Total force proves beneficial to Hurricanes Katrina, Rita recovery

by Staff Sgt. Julie Weckerlein
Air Force Print News


10/6/2005 - WASHINGTON -- More than 6,900 active-duty, Guard and Reserve Airmen supported Hurricanes Katrina and Rita relief operations, proving that the total-force concept works, said the Air Force chief of staff here recently.

“America’s Air Force answered the call for emergency assistance in this crisis,” said Gen. T. Michael Moseley. “Our total force -- active, Air Guard and Air Force Reserve -- using a mix of air support, transportable hospitals, logistics and vital statistics are superbly trained and well equipped to respond to calls for help.”

Working to meet local and state requirements forwarded to the Department of Defense through state governors and the Federal Emergency Management Agency, the Air Force deployed a large number of its aircraft -- from cargo airlift to search-and-rescue helicopters.

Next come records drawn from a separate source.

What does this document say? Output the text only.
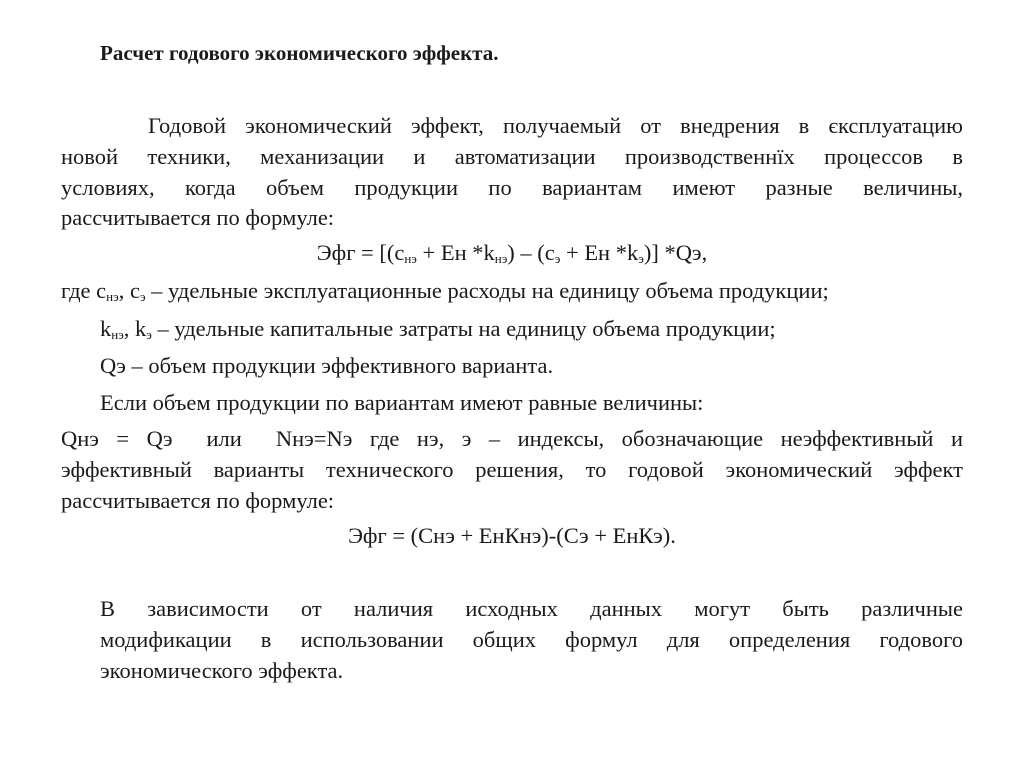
Расчет годового экономического эффекта.
Годовой экономический эффект, получаемый от внедрения в єксплуатацию
новой техники, механизации и автоматизации производственнїх процессов в
условиях, когда объем продукции по вариантам имеют разные величины,
рассчитывается по формуле:
Эфг = [($с_{нэ}$ + Ен $*k_{нэ}) - (с_э$ + Ен $*k_э$)] *Qэ,
где $с_{нэ}$, $с_э$ – удельные эксплуатационные расходы на единицу объема продукции;
$k_{нэ}$, $k_э$ – удельные капитальные затраты на единицу объема продукции;
Qэ – объем продукции эффективного варианта.
Если объем продукции по вариантам имеют равные величины:
Qнэ = Qэ или Nнэ=Nэ где нэ, э – индексы, обозначающие неэффективный и
эффективный варианты технического решения, то годовой экономический эффект
рассчитывается по формуле:
Эфг = (Снэ + ЕнКнэ)-(Сэ + ЕнКэ).
В зависимости от наличия исходных данных могут быть различные
модификации в использовании общих формул для определения годового
экономического эффекта.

The response to Hurricane Katrina alone was the largest peacetime air operation on U.S. soil.

In support of Katrina and Rita relief efforts, the Air Force delivered more than 17,300 tons of cargo, air evacuated about 2,600 patients, while more than 55,400 evacuee passengers were flown out of the devastated regions. Air Force medics treated more than 16,000 people, and more than 6,900 people were rescued, making Hurricane Katrina efforts the largest search-and-rescue operation since Vietnam.

The relief and recovery efforts allowed several individual units to execute at their best.

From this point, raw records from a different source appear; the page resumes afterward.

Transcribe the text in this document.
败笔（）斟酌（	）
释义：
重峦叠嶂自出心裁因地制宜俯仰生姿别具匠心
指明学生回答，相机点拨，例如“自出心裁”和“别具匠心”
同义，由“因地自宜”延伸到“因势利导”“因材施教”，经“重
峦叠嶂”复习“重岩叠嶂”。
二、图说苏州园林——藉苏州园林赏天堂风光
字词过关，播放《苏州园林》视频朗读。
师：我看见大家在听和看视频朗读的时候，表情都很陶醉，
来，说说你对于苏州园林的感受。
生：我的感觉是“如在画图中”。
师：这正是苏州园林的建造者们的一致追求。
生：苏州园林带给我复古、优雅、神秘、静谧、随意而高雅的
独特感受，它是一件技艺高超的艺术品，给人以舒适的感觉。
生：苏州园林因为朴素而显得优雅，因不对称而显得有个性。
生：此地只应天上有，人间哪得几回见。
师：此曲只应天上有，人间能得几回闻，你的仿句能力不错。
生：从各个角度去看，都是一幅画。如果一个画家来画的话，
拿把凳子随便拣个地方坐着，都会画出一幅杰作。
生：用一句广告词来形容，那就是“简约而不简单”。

The 823rd Red Horse Squadron from Hurlbert Field, Fla., cleared 31,000 tons of industrial and housing debris during its Joint Task Force-Katrina deployment.

The Civil Air Patrol had about 176 members on the ground in Mississippi conducting door-to-door searches of homes to make sure survivors had adequate food and water. As of mid-September, more than 2,500 homes in four counties were visited.

Little Rock Air Force Base, Ark., was selected as the hub for all international aid air shipments for Hurricane Katrina. The Air Force Civil Engineer Support Agency at Tyndall AFB, Fla., managed about $35 million in contingency response service through the Air Force Contract Augmentation Program. The program allows the agency to provide contracted support during contingency and humanitarian operations.

The Air Force Reserve “Hurricane Hunters” flew into Hurricane Rita as the storm approached the coast to provide up-to-date information on weather conditions and forecasts. Fuels Airmen from Ellington Field, Texas, distributed more than 800 gallons of diesel fuel to evacuation buses there.

Having all the Air Force components work together showcased what the service is all about, said acting Secretary of the Air Force Pete Geren.

“Our goal was to save lives and help the people recover from this disaster,” he said.